Mises Wire

The Central Question

The Central Question

The current debate on Social Security privatization has crystallized what is the central question (among many questions) that supporters of economic liberty ought to be asking the Bush administration and its think-tank backers. It is this:

If we are willing to put up with the fiscal consequences of partially defunding the present revenue stream that pays the benefits enjoyed by present and future retirees, and instead fund those benefits via trillions in new debt, why not push for a clean cut in the payroll tax as versus demand the creation of yet another mandatory savings program? The tax-cut approach would have the same fiscal result and at least have the merit of trusting people to manage their own money.

I can think of two possible answers to this challenge. First, it might be claimed that a clean payroll tax cut would be politically unviable relative to a new forced saving program. But this is not obvious at all.
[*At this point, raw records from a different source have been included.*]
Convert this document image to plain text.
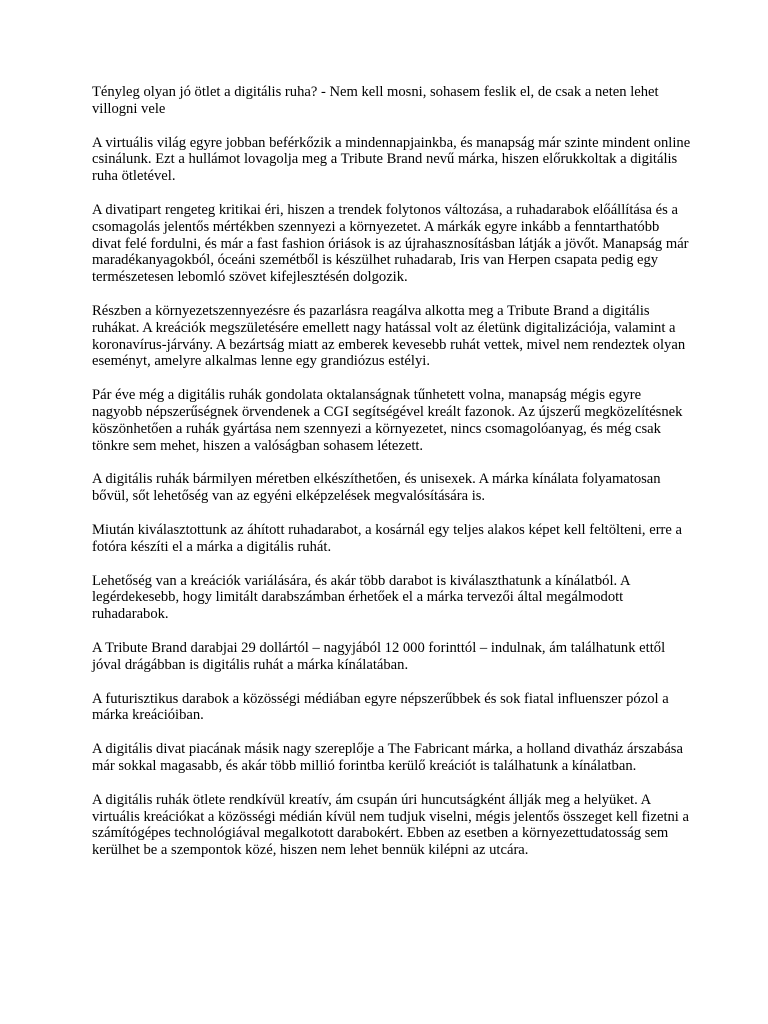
Tényleg olyan jó ötlet a digitális ruha? - Nem kell mosni, sohasem feslik el, de csak a neten lehet villogni vele

A virtuális világ egyre jobban beférkőzik a mindennapjainkba, és manapság már szinte mindent online csinálunk. Ezt a hullámot lovagolja meg a Tribute Brand nevű márka, hiszen előrukkoltak a digitális ruha ötletével.

A divatipart rengeteg kritikai éri, hiszen a trendek folytonos változása, a ruhadarabok előállítása és a csomagolás jelentős mértékben szennyezi a környezetet. A márkák egyre inkább a fenntarthatóbb divat felé fordulni, és már a fast fashion óriások is az újrahasznosításban látják a jövőt. Manapság már maradékanyagokból, óceáni szemétből is készülhet ruhadarab, Iris van Herpen csapata pedig egy természetesen lebomló szövet kifejlesztésén dolgozik.

Részben a környezetszennyezésre és pazarlásra reagálva alkotta meg a Tribute Brand a digitális ruhákat. A kreációk megszületésére emellett nagy hatással volt az életünk digitalizációja, valamint a koronavírus-járvány. A bezártság miatt az emberek kevesebb ruhát vettek, mivel nem rendeztek olyan eseményt, amelyre alkalmas lenne egy grandiózus estélyi.

Pár éve még a digitális ruhák gondolata oktalanságnak tűnhetett volna, manapság mégis egyre nagyobb népszerűségnek örvendenek a CGI segítségével kreált fazonok. Az újszerű megközelítésnek köszönhetően a ruhák gyártása nem szennyezi a környezetet, nincs csomagolóanyag, és még csak tönkre sem mehet, hiszen a valóságban sohasem létezett.

A digitális ruhák bármilyen méretben elkészíthetően, és unisexek. A márka kínálata folyamatosan bővül, sőt lehetőség van az egyéni elképzelések megvalósítására is.

Miután kiválasztottunk az áhított ruhadarabot, a kosárnál egy teljes alakos képet kell feltölteni, erre a fotóra készíti el a márka a digitális ruhát.

Lehetőség van a kreációk variálására, és akár több darabot is kiválaszthatunk a kínálatból. A legérdekesebb, hogy limitált darabszámban érhetőek el a márka tervezői által megálmodott ruhadarabok.

A Tribute Brand darabjai 29 dollártól – nagyjából 12 000 forinttól – indulnak, ám találhatunk ettől jóval drágábban is digitális ruhát a márka kínálatában.

A futurisztikus darabok a közösségi médiában egyre népszerűbbek és sok fiatal influenszer pózol a márka kreációiban.

A digitális divat piacának másik nagy szereplője a The Fabricant márka, a holland divatház árszabása már sokkal magasabb, és akár több millió forintba kerülő kreációt is találhatunk a kínálatban.

A digitális ruhák ötlete rendkívül kreatív, ám csupán úri huncutságként állják meg a helyüket. A virtuális kreációkat a közösségi médián kívül nem tudjuk viselni, mégis jelentős összeget kell fizetni a számítógépes technológiával megalkotott darabokért. Ebben az esetben a környezettudatosság sem kerülhet be a szempontok közé, hiszen nem lehet bennük kilépni az utcára.
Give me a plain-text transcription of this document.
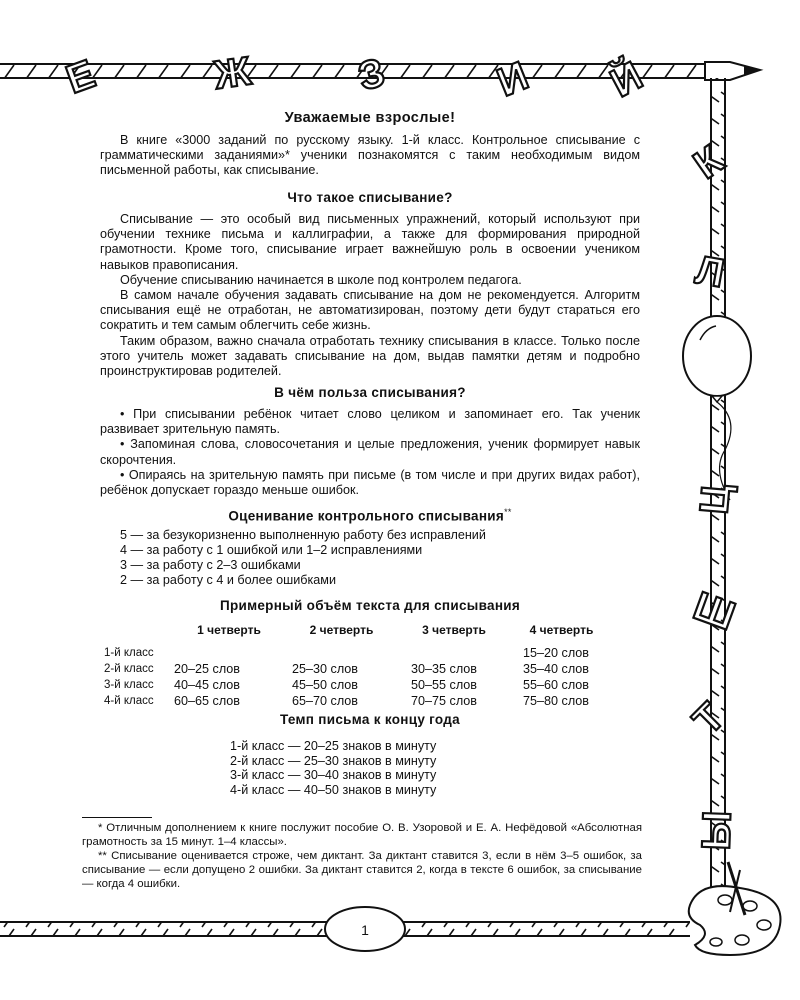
Е	Ж	З	И Й
К
Л
Ц
Ш
Т
Ы
Уважаемые взрослые!

В книге «3000 заданий по русскому языку. 1-й класс. Контрольное списывание с грамматическими заданиями»* ученики познакомятся с таким необходимым видом письменной работы, как списывание.

Что такое списывание?

Списывание — это особый вид письменных упражнений, который используют при обучении технике письма и каллиграфии, а также для формирования природной грамотности. Кроме того, списывание играет важнейшую роль в освоении учеником навыков правописания.

Обучение списыванию начинается в школе под контролем педагога.

В самом начале обучения задавать списывание на дом не рекомендуется. Алгоритм списывания ещё не отработан, не автоматизирован, поэтому дети будут стараться его сократить и тем самым облегчить себе жизнь.

Таким образом, важно сначала отработать технику списывания в классе. Только после этого учитель может задавать списывание на дом, выдав памятки детям и подробно проинструктировав родителей.

В чём польза списывания?

• При списывании ребёнок читает слово целиком и запоминает его. Так ученик развивает зрительную память.

• Запоминая слова, словосочетания и целые предложения, ученик формирует навык скорочтения.

• Опираясь на зрительную память при письме (в том числе и при других видах работ), ребёнок допускает гораздо меньше ошибок.

Оценивание контрольного списывания**
5 — за безукоризненно выполненную работу без исправлений
4 — за работу с 1 ошибкой или 1–2 исправлениями
3 — за работу с 2–3 ошибками
2 — за работу с 4 и более ошибками
Примерный объём текста для списывания
	1 четверть	2 четверть	3 четверть	4 четверть
1-й класс				15–20 слов
2-й класс	20–25 слов	25–30 слов	30–35 слов	35–40 слов
3-й класс	40–45 слов	45–50 слов	50–55 слов	55–60 слов
4-й класс	60–65 слов	65–70 слов	70–75 слов	75–80 слов
Темп письма к концу года
1-й класс — 20–25 знаков в минуту
2-й класс — 25–30 знаков в минуту
3-й класс — 30–40 знаков в минуту
4-й класс — 40–50 знаков в минуту

* Отличным дополнением к книге послужит пособие О. В. Узоровой и Е. А. Нефёдовой «Абсолютная грамотность за 15 минут. 1–4 классы».

** Списывание оценивается строже, чем диктант. За диктант ставится 3, если в нём 3–5 ошибок, за списывание — если допущено 2 ошибки. За диктант ставится 2, когда в тексте 6 ошибок, за списывание — когда 4 ошибки.

1
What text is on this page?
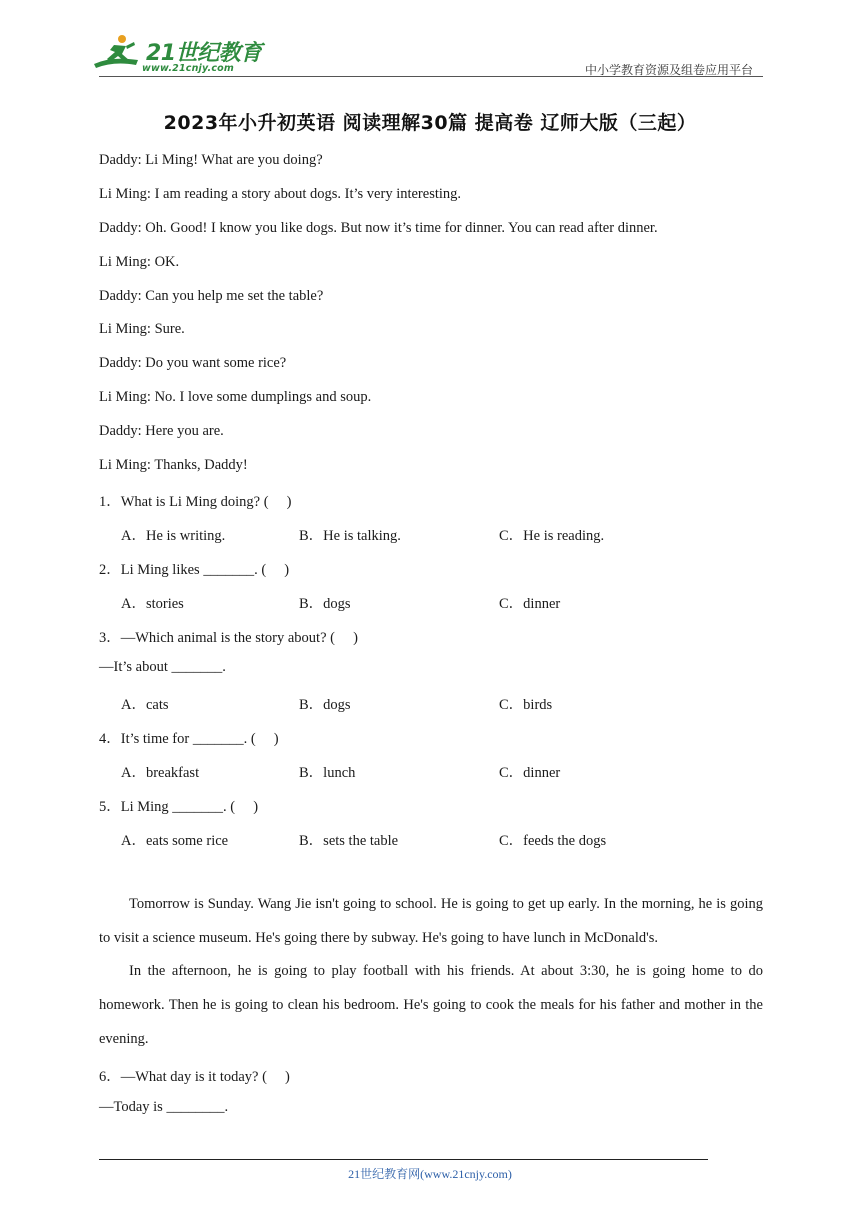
21世纪教育
www.21cnjy.com	中小学教育资源及组卷应用平台
2023年小升初英语 阅读理解30篇 提高卷 辽师大版（三起）
Daddy: Li Ming! What are you doing?
Li Ming: I am reading a story about dogs. It’s very interesting.
Daddy: Oh. Good! I know you like dogs. But now it’s time for dinner. You can read after dinner.
Li Ming: OK.
Daddy: Can you help me set the table?
Li Ming: Sure.
Daddy: Do you want some rice?
Li Ming: No. I love some dumplings and soup.
Daddy: Here you are.
Li Ming: Thanks, Daddy!
1．What is Li Ming doing? (　 )
A．He is writing.	B．He is talking.	C．He is reading.
2．Li Ming likes _______. (　 )
A．stories	B．dogs	C．dinner
3．—Which animal is the story about? (　 )
—It’s about _______.
A．cats	B．dogs	C．birds
4．It’s time for _______. (　 )
A．breakfast	B．lunch	C．dinner
5．Li Ming _______. (　 )
A．eats some rice	B．sets the table	C．feeds the dogs
Tomorrow is Sunday. Wang Jie isn't going to school. He is going to get up early. In the morning, he is going to visit a science museum. He's going there by subway. He's going to have lunch in McDonald's.
In the afternoon, he is going to play football with his friends. At about 3:30, he is going home to do homework. Then he is going to clean his bedroom. He's going to cook the meals for his father and mother in the evening.
6．—What day is it today? (　 )
—Today is ________.
21世纪教育网(www.21cnjy.com)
In fact, if politics of the last two decades teaches us anything it is that most any proposed tax cut would enjoy massive public support. The downside is the debt that is thereby created in absence of spending cuts. But the Bush administration dismisses this problem. So be it. If you are willing to tolerate vast debt accumulation, it would seem that tax cuts are the best approach consistent with liberty and genuine privatization.

Second, it might be claimed that our society needs some system of forced saving for old age; the problem with Social Security is not that it is coercive but that it is wrongly structured. This second claim is inconsistent with free market logic and human freedom itself. If someone had suggested in 1900 what is being called “private accounts” today—accounts collected from our paychecks at the point of a government gun and then returned late in life—he would have been called a socialist. Yet I sense that the privatizers starting to insist on the absolute merit of a forced private system.

Have I overlooked some third answer to my query, aside from the cynical expectation that this is really just a big shell game designed to shore up a failing system in the tradition of the Greenspan’s 1983 reform?